Eine gute Nachricht: Die Blutzucker-Werte können sich durch einen veränderten Lebensstil normalisieren. Aus Prädiabetes muss daher nicht zwangsläufig ein manifester Diabetes werden. Die Lebensstil-Veränderung ist dabei laut Prof. Heni zur Prävention von Diabetes besonders wirkungsvoll und beispielsweise effektiver als Medikamente. Sie beruht auf zwei Säulen: einer gesunden Ernährung und regelmäßiger Bewegung - am besten 150 Minuten Sport die Woche.
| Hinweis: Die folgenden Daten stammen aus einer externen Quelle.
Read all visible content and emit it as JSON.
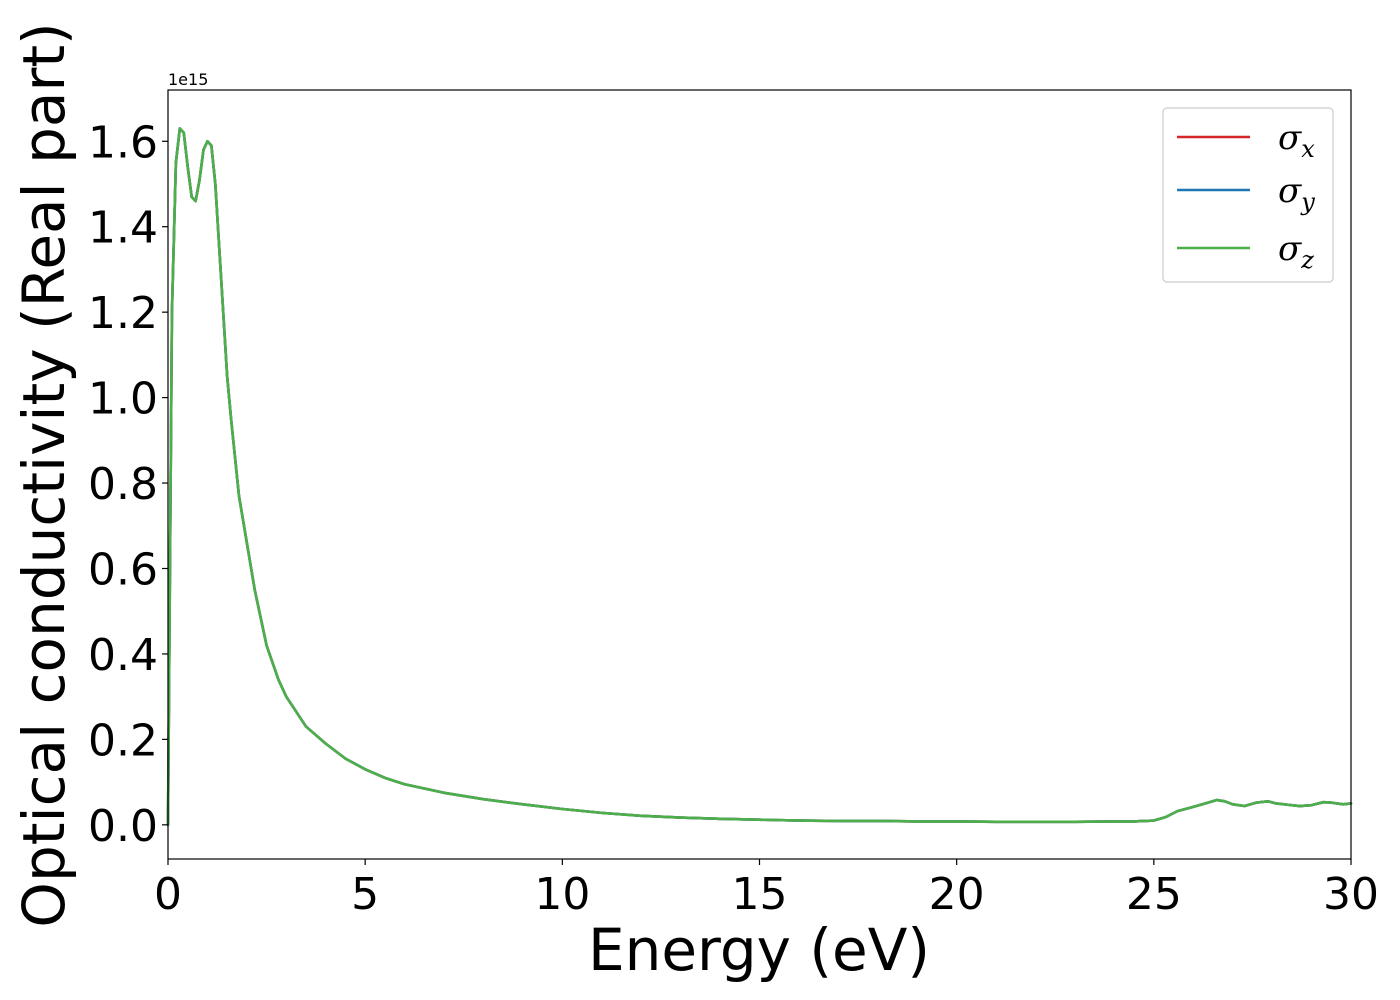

Zudem haben Studien gezeigt, dass bereits fünf bis sieben Prozent Gewichtsabnahme maßgeblich zu einer Verlagerung des Blutzuckers in den normalen Bereich beitragen können.
Ernährungswissenschaftlerin Martina Schemm von der Uniklinik Ulm empfiehlt bei Prädiabetes für eine ausgewogene Ernährung:
- 50 Prozent Gemüse
- 25 Prozent Kohlenhydrate, im Idealfall komplexe Kohlenhydrate (Vollkorn)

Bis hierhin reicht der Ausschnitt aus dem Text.